# Best Camo Pants



## dadams41 (Jul 9, 2013)

I'm looking for some quiet and light pants for the deer hunt. Any suggestions on brands and where to find the best stuff? What have you guys found to be the best out there?


----------



## Mr Muleskinner (Feb 14, 2012)

sitka gear for me


----------



## trclements (Jan 17, 2012)

Badlands and they have a lifetime warranty.


----------



## elkmule123 (Aug 14, 2013)

Kryptek


----------



## jestanw01 (Jul 2, 2013)

The firstlite Kanab pant is one of my all time favorite, quiet, breathable, comfortable, 100% merino wool in a ripstop type material. Easily the best pant I've ever worn.


----------



## utahgolf (Sep 8, 2007)

kings camo sells a pant that is pretty soft and very comfortable.

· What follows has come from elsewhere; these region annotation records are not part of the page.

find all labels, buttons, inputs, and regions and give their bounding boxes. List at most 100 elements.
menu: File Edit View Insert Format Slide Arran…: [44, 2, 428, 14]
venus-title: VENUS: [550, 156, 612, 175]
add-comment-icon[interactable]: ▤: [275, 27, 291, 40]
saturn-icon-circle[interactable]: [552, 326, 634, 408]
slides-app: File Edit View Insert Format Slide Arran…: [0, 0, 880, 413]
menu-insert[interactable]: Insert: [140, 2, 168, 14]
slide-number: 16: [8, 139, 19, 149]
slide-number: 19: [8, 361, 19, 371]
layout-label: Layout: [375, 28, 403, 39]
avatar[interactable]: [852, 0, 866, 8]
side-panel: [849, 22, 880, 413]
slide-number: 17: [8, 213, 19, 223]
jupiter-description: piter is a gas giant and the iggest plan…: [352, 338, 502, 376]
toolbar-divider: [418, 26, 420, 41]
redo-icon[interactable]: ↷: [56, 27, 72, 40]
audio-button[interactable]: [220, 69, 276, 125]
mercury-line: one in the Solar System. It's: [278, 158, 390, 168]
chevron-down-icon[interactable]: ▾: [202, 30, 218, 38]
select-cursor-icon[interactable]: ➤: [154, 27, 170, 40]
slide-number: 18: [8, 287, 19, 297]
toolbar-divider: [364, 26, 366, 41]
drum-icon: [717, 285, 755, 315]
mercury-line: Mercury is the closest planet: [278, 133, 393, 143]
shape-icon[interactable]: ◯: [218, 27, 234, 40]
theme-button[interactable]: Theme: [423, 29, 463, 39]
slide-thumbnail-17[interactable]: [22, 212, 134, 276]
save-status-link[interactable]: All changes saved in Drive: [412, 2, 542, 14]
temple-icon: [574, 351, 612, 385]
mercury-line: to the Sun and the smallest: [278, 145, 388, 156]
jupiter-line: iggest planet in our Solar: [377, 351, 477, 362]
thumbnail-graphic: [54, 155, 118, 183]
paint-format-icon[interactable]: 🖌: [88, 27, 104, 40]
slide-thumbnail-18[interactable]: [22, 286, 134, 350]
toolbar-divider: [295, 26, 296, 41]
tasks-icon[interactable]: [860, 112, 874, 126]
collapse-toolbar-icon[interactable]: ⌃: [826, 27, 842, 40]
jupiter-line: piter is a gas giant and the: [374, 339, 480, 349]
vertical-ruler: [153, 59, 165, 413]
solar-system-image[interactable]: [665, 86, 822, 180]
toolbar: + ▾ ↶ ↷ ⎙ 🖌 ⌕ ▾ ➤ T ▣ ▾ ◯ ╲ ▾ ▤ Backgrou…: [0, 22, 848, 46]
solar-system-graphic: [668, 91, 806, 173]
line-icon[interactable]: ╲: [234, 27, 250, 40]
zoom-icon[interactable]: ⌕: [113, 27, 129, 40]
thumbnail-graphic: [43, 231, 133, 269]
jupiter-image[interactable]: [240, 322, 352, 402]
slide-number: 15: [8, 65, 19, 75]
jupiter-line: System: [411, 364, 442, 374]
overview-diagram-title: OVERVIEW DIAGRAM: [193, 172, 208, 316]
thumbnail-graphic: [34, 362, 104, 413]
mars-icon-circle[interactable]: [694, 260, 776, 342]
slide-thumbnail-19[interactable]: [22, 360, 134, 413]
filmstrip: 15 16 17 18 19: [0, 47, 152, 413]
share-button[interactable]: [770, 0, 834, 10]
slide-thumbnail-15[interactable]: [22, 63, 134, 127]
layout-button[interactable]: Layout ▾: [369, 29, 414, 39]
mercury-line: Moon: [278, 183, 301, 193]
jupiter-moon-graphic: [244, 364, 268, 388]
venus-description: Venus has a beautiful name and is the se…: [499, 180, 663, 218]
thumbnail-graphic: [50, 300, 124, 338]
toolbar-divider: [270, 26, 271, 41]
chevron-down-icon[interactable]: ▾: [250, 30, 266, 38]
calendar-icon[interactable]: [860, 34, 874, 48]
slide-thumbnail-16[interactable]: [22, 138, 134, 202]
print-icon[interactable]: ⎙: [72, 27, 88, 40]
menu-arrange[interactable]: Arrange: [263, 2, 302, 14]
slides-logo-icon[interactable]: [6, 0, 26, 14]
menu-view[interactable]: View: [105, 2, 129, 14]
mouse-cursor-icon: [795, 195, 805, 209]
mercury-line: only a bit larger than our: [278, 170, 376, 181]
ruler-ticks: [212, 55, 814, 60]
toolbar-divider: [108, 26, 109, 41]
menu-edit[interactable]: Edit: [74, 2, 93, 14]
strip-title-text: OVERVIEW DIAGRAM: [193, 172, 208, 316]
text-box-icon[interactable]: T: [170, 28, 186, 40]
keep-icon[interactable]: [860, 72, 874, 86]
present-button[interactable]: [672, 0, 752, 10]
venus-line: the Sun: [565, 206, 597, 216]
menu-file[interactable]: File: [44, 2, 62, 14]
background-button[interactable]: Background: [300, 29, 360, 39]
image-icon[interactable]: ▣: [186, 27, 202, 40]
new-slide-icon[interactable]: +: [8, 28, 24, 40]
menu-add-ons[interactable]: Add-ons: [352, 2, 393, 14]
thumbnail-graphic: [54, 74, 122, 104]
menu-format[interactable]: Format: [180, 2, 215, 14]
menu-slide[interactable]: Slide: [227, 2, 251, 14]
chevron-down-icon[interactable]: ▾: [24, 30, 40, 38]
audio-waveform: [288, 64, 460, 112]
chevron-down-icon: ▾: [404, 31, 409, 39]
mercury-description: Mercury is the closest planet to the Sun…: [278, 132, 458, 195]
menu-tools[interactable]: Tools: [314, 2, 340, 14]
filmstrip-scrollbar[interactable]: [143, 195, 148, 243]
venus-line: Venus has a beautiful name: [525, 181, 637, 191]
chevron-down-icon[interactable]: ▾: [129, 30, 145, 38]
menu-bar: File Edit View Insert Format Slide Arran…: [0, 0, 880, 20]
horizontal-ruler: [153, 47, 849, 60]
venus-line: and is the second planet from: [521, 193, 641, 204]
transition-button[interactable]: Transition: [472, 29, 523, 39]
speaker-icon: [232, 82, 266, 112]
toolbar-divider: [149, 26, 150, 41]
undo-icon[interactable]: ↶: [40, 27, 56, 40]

I'm picky about that stuff and that was the most comfortable one.


----------



## Buckfinder (May 23, 2009)

+1 on kings


----------



## Calvinjferguson (Jul 22, 2013)

Core 4 Stuff is really good. You can find it at a discount on Camofire.com sometimes.


----------



## Firehawk (Sep 30, 2007)

Sitka Ascent pants are amazing. Perfect for what you are referring to.


----------



## utahgolf (Sep 8, 2007)

I looked at the price tag on sitka stuff, and it said "$first born"


----------



## utskidad (Apr 6, 2013)

*Cabelas Scout Pant*

I like the build of the Cabelas scout pant and price is reasonable:

http://bit.ly/19iNyzv


----------



## stablebuck (Nov 22, 2007)

sitka ascent...that's all I wear before October!


----------



## torowy (Jun 19, 2008)

I ordered some merino wool pants from first lite... haven't go them yet. But i have high hopes. They should be very quite.


----------



## Lonetree (Dec 4, 2010)

Kuiu attack pants. Tough as nails, 4 way stretch, dry quick, and quiet.


----------